I think most of us expected benefits - the idea of being able to pull together information into one accessible record has been appealing for a very long time. The question is whether those benefits will turn out to be worth the inevitable privacy breaches and inaccuracies that are inherent in the current system. Personally, I don't see the benefits outweighing the costs and risks, which is why I spent the considerable time required to opt out twice (we were in one of the trial areas, so had to do it twice).

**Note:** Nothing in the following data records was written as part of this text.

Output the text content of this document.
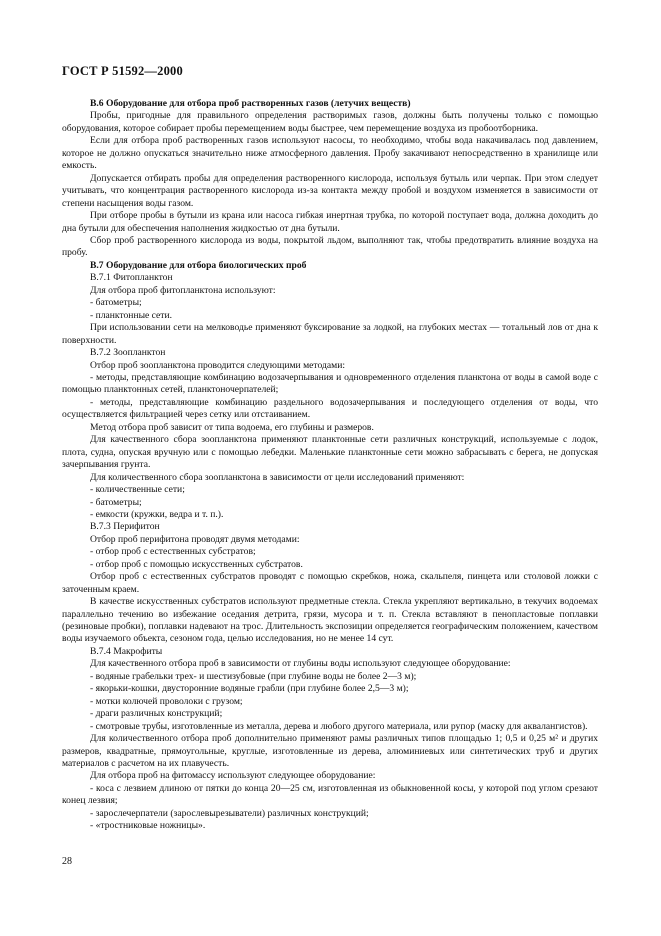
ГОСТ Р 51592—2000

В.6 Оборудование для отбора проб растворенных газов (летучих веществ)

Пробы, пригодные для правильного определения растворимых газов, должны быть получены только с помощью оборудования, которое собирает пробы перемещением воды быстрее, чем перемещение воздуха из пробоотборника.

Если для отбора проб растворенных газов используют насосы, то необходимо, чтобы вода накачивалась под давлением, которое не должно опускаться значительно ниже атмосферного давления. Пробу закачивают непосредственно в хранилище или емкость.

Допускается отбирать пробы для определения растворенного кислорода, используя бутыль или черпак. При этом следует учитывать, что концентрация растворенного кислорода из-за контакта между пробой и воздухом изменяется в зависимости от степени насыщения воды газом.

При отборе пробы в бутыли из крана или насоса гибкая инертная трубка, по которой поступает вода, должна доходить до дна бутыли для обеспечения наполнения жидкостью от дна бутыли.

Сбор проб растворенного кислорода из воды, покрытой льдом, выполняют так, чтобы предотвратить влияние воздуха на пробу.

В.7 Оборудование для отбора биологических проб

В.7.1 Фитопланктон

Для отбора проб фитопланктона используют:

- батометры;

- планктонные сети.

При использовании сети на мелководье применяют буксирование за лодкой, на глубоких местах — тотальный лов от дна к поверхности.

В.7.2 Зоопланктон

Отбор проб зоопланктона проводится следующими методами:

- методы, представляющие комбинацию водозачерпывания и одновременного отделения планктона от воды в самой воде с помощью планктонных сетей, планктоночерпателей;

- методы, представляющие комбинацию раздельного водозачерпывания и последующего отделения от воды, что осуществляется фильтрацией через сетку или отстаиванием.

Метод отбора проб зависит от типа водоема, его глубины и размеров.

Для качественного сбора зоопланктона применяют планктонные сети различных конструкций, используемые с лодок, плота, судна, опуская вручную или с помощью лебедки. Маленькие планктонные сети можно забрасывать с берега, не допуская зачерпывания грунта.

Для количественного сбора зоопланктона в зависимости от цели исследований применяют:

- количественные сети;

- батометры;

- емкости (кружки, ведра и т. п.).

В.7.3 Перифитон

Отбор проб перифитона проводят двумя методами:

- отбор проб с естественных субстратов;

- отбор проб с помощью искусственных субстратов.

Отбор проб с естественных субстратов проводят с помощью скребков, ножа, скальпеля, пинцета или столовой ложки с заточенным краем.

В качестве искусственных субстратов используют предметные стекла. Стекла укрепляют вертикально, в текучих водоемах параллельно течению во избежание оседания детрита, грязи, мусора и т. п. Стекла вставляют в пенопластовые поплавки (резиновые пробки), поплавки надевают на трос. Длительность экспозиции определяется географическим положением, качеством воды изучаемого объекта, сезоном года, целью исследования, но не менее 14 сут.

В.7.4 Макрофиты

Для качественного отбора проб в зависимости от глубины воды используют следующее оборудование:

- водяные грабельки трех- и шестизубовые (при глубине воды не более 2—3 м);

- якорьки-кошки, двусторонние водяные грабли (при глубине более 2,5—3 м);

- мотки колючей проволоки с грузом;

- драги различных конструкций;

- смотровые трубы, изготовленные из металла, дерева и любого другого материала, или рупор (маску для аквалангистов).

Для количественного отбора проб дополнительно применяют рамы различных типов площадью 1; 0,5 и 0,25 м² и других размеров, квадратные, прямоугольные, круглые, изготовленные из дерева, алюминиевых или синтетических труб и других материалов с расчетом на их плавучесть.

Для отбора проб на фитомассу используют следующее оборудование:

- коса с лезвием длиною от пятки до конца 20—25 см, изготовленная из обыкновенной косы, у которой под углом срезают конец лезвия;

- зарослечерпатели (зарослевырезыватели) различных конструкций;

- «тростниковые ножницы».

28
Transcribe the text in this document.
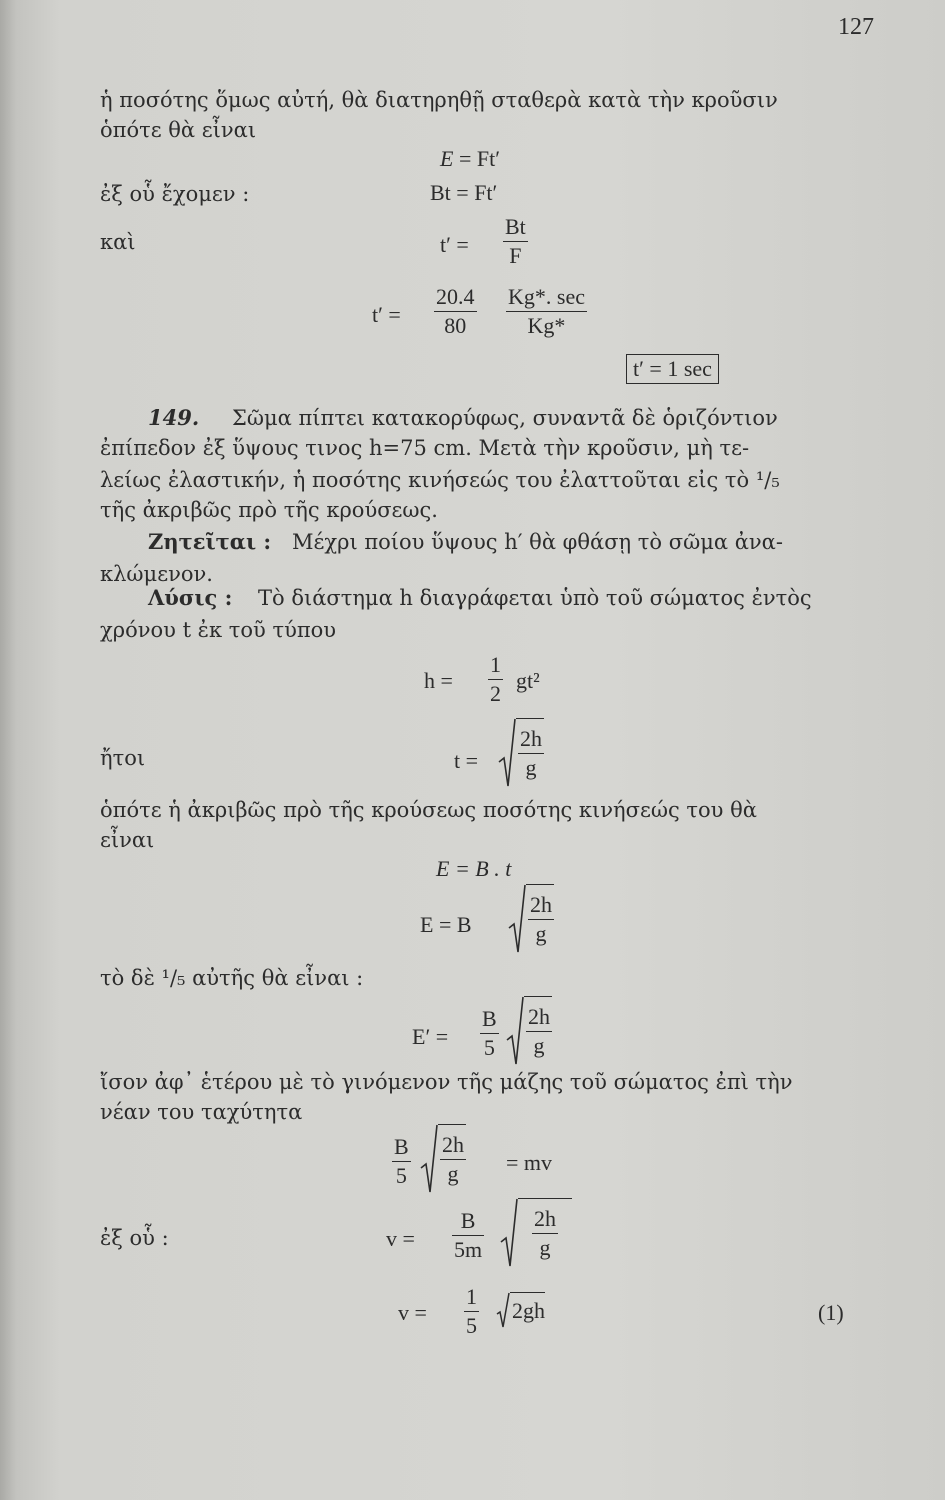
127
ἡ ποσότης ὅμως αὐτή, θὰ διατηρηθῇ σταθερὰ κατὰ τὴν κροῦσιν
ὁπότε θὰ εἶναι
E = Ft′
ἐξ οὗ ἔχομεν :	Bt = Ft′
καὶ	t′ =
Bt
F
t′ =
20.4
80
Kg*. sec
Kg*
t′ = 1 sec
149. Σῶμα πίπτει κατακορύφως, συναντᾶ δὲ ὁριζόντιον
ἐπίπεδον ἐξ ὕψους τινος h=75 cm. Μετὰ τὴν κροῦσιν, μὴ τε-
λείως ἐλαστικήν, ἡ ποσότης κινήσεώς του ἐλαττοῦται εἰς τὸ ¹/₅
τῆς ἀκριβῶς πρὸ τῆς κρούσεως.
Ζητεῖται : Μέχρι ποίου ὕψους h′ θὰ φθάσῃ τὸ σῶμα ἀνα-
κλώμενον.
Λύσις : Τὸ διάστημα h διαγράφεται ὑπὸ τοῦ σώματος ἐντὸς
χρόνου t ἐκ τοῦ τύπου
h =
1
2
gt²
ἤτοι	$t = \frac{2h}{g}$
ὁπότε ἡ ἀκριβῶς πρὸ τῆς κρούσεως ποσότης κινήσεώς του θὰ
εἶναι
E = B . t
E = B	$\frac{2h}{g}$
τὸ δὲ ¹/₅ αὐτῆς θὰ εἶναι :
E′ =
B
$5 \frac{2h}{g}$
ἴσον ἀφ᾿ ἑτέρου μὲ τὸ γινόμενον τῆς μάζης τοῦ σώματος ἐπὶ τὴν
νέαν του ταχύτητα
B
$5 \frac{2h}{g}$ = mv
ἐξ οὗ :	v =
B
$5m \frac{2h}{g}$
v =
1
5
2gh	(1)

Dr Norman Brown   21/09/2018 7:39:37 AM

What a load of propaganda balderdash! Despite the obviously biased and coercive hype, at least 40% (and likely many more) coal face GPs say rubbish

RA   21/09/2018 10:58:15 AM

This is an absolutely classic example of the RACGP presenting useless one sided “factual” information to support their agenda and exactly the sort of embarrassing reporting that will result in less trust and support by GPs.

Quite funny though really that they think their base - a cohort of highly educated individuals who have been taught to think critically using evidence - would fall for this sort of nonsense.

Jump on to Business For Doctors on Facebook and see what your average GP really thinks about My Health Record.

Comes on folks. Wake up.

Pradeep Jayasuriya   21/09/2018 11:55:03 AM

Can we see the details of this study including the questions in the survey to derive this conclusion?

RC   21/09/2018 9:03:27 PM

" Australia now has the world’s leading legislative protections for people’s control of medical information " . Australia also has legislative protections around rape, murder and domestic violence but these things keep happening everyday in our communities.

Donald Reid   25/09/2018 12:03:18 PM

As a now retired 80 year old GP, I too am worried about the potential risk for breaches and technological failures of the sytem. However, as also one of the ageing population for whom urgent arrivals at previously uninformed medical centres of one sort or another is quite likely, I have decided not to opt out so that my information will be ready and waiting to be accessed for my benefit.